For the next day we intermittently heard the rhythmic chugging of the engine, and we saw steam rising above the treeline once, but never got a closeup view of the train itself.
At the far end of the village we headed into the hills again, following a stream. We passed a forestry project with stack of cut pine logs.
We stopped for a rest and experienced something frequent in Scotland—rain when the sun is out.
There was a path along the stream for a while, but it eventually petered out. That didn’t matter because we were planning on leaving it anyway, to head up one of the sides of the valley it formed.
The sun stayed out for several hours. It was a beautiful afternoon, with views that you come to Scotland for. The land is brown from last season’s grass and heather not yet in bloom, but patches of bright yellow gorse illuminated the landscape, and flowering bluebells decorated it at one’s feet.
We crossed numerous small streams (“burns”) that flowed down the hill to the larger one we’d left behind. Along one was gnarled grove of trees newly in leaf.
The walking was steep and difficult. The ground is soft and in places saturated with water that was kept from flowing by grass and moss.
We’d come from the stream far below.
The plan was to go around the north side of the hill we were climbing, but we realized we could cut some distance if we went around the south side. The original route is in magenta, the one we took in blue. Our destination was Glensulaig, on the right end of the map.
We climbed to the elevation of our destination and then walked along that contour line (the 350 meter one) as best we could. We eventually saw in the distance a dark, vaguely conical structure—the ”bothy” where we hoped to spend the night.
Bothies are former dwellings or barns that are maintained for hikers, although they offer little more than shelter. There are no bunks. There’s usually a tiny fireplace built to burn peat. But nobody cuts peat for them, and there isn’t wood around, so the fireplaces are unusable.

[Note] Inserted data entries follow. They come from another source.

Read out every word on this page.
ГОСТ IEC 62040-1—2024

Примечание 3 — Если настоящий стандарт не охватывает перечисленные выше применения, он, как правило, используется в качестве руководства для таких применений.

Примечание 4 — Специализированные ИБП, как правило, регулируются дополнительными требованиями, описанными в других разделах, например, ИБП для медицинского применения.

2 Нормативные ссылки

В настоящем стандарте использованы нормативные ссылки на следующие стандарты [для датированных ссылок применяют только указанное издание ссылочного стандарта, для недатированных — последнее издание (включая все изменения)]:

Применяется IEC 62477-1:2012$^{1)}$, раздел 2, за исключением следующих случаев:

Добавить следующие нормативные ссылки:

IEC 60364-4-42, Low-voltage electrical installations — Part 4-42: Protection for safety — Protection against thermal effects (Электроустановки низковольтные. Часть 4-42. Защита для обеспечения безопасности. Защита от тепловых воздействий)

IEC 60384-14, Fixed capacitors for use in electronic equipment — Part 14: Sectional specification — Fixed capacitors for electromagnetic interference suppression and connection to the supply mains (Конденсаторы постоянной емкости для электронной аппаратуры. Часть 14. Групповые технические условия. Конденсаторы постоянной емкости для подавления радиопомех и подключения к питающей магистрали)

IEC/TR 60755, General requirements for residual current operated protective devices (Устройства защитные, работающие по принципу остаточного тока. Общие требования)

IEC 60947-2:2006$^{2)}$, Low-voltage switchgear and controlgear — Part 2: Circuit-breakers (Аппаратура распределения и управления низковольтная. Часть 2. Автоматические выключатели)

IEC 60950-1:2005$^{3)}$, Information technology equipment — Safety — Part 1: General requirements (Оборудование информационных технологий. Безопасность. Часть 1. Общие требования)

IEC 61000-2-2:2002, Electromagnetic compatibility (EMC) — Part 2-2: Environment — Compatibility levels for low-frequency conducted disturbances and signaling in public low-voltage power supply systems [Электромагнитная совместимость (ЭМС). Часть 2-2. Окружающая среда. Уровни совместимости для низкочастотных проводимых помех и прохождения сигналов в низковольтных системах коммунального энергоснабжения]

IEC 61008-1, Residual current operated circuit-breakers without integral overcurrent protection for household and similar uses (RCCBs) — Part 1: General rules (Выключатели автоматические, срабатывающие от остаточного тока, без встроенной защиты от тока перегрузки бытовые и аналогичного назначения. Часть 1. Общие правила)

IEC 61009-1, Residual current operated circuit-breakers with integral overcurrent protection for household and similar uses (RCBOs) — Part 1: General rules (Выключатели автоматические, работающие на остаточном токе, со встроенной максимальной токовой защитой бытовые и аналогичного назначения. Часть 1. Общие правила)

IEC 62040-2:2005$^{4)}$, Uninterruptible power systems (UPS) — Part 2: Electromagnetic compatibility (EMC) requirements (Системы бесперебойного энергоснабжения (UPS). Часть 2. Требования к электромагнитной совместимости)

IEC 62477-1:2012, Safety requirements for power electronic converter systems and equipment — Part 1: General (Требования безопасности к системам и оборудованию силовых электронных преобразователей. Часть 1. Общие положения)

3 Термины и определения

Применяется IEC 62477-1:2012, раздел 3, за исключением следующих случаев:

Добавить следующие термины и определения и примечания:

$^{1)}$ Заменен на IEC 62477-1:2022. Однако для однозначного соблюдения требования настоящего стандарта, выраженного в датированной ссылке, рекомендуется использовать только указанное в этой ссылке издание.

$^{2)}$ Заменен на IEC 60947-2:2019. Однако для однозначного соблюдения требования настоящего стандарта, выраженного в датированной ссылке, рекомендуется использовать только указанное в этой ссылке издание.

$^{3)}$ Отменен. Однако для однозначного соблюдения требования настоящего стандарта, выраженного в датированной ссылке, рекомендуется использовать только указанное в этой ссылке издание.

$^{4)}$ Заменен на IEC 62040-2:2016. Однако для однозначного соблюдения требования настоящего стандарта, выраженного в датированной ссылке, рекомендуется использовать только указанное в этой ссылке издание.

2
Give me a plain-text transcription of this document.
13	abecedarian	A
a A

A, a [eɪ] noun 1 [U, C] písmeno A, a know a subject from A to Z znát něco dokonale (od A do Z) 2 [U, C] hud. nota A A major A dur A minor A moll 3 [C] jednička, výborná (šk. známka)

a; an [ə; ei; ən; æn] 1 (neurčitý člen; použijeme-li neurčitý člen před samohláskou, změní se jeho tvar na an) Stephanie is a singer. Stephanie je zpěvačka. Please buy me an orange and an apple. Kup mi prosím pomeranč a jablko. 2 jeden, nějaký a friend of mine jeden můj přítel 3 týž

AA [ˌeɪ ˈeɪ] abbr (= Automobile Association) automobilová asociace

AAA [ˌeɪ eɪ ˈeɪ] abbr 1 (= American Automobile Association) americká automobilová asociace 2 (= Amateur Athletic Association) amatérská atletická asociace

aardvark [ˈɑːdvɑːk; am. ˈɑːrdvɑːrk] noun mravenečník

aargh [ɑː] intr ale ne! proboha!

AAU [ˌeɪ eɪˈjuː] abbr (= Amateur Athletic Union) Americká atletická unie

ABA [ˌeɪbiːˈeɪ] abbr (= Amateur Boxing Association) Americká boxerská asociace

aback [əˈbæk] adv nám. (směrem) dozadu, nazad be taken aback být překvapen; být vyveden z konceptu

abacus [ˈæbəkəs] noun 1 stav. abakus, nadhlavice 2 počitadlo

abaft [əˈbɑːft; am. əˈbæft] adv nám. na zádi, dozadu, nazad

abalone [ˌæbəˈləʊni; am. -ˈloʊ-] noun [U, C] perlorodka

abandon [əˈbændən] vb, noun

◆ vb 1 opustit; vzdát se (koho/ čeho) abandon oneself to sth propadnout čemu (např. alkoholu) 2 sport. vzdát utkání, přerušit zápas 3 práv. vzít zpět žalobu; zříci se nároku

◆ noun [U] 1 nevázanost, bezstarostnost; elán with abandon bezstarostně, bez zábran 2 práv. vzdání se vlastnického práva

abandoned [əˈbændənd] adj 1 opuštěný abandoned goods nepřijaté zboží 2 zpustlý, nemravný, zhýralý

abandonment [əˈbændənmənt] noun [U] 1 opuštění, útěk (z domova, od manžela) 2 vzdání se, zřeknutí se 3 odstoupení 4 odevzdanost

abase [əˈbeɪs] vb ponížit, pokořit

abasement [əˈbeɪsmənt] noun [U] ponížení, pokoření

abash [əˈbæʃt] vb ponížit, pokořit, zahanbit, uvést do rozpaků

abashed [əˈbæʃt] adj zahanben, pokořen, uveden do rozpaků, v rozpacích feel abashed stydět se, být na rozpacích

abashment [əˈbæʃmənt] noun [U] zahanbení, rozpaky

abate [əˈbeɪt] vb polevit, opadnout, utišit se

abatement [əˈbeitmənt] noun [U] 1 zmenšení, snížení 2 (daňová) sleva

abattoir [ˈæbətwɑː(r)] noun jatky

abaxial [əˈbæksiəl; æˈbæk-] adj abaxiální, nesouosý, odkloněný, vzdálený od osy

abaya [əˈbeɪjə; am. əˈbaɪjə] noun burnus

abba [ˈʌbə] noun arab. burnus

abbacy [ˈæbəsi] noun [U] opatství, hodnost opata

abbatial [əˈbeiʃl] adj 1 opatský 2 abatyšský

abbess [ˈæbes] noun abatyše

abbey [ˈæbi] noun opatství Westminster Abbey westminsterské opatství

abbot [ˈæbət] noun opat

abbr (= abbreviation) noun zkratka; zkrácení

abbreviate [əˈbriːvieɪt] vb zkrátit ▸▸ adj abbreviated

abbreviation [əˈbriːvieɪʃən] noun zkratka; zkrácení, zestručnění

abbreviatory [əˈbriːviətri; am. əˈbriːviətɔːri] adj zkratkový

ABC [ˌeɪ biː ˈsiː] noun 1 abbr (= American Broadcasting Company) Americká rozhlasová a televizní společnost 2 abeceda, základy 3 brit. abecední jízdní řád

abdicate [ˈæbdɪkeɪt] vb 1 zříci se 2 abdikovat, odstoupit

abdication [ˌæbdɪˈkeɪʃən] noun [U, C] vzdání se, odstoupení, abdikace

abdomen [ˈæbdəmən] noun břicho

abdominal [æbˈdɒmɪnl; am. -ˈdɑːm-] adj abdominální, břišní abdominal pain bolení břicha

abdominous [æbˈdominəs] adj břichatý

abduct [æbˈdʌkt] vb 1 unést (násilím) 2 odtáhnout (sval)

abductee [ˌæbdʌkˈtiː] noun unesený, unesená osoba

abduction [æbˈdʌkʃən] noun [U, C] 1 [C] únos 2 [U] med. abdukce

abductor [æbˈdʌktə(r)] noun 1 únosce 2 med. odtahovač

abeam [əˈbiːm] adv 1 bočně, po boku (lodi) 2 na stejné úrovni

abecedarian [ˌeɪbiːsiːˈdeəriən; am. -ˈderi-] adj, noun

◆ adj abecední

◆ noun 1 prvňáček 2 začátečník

We saw a bunch of tents outside this one, which made me think it was already full, probably with Challengers. But it turned out to be a group of 11 teenagers (mostly age 15) on an Outward Bound trip. They were all sleeping in tents, as were the leaders, so Mark and I had a room out of the weather for the night, which had turned quite cold.
We spent an uneventful night and then headed downhill toward Loch Eil. The route took us through another pine plantation.
To shave off some distance we went diagonally through the forest on a track, looking out for a cairn marking a path down to the Outward Bound Center that one of the leaders, Craig, had recommended. But we didn’t see the cairn, or a path.
The track we were on eventually came out onto a cleared area that we were able to go down, although the ground was another version of sloped land holding water. We had to step from hummock to hummock, trying to avoid water-filled holes. It was hard going. Of course, our feet had now been wet for two days.
We eventually got to the bottom, had lunch in a restaurant, and then headed up the Caledonian Canal, an ancient feat of engineering that, with the assist of long lochs reaching deep into the country, created a water route from the west coast to the east coast, through the middle of the country.
There were a few people crazier than us.
We eventually got to Spean Bridge, a village where my father and his friend had spent a night on their bicycle trip in July 1936. We were glad to have a room in a guest house, a shower, and dinner in a sports bar.
It had rained every step of the 19 miles we’d walked that day.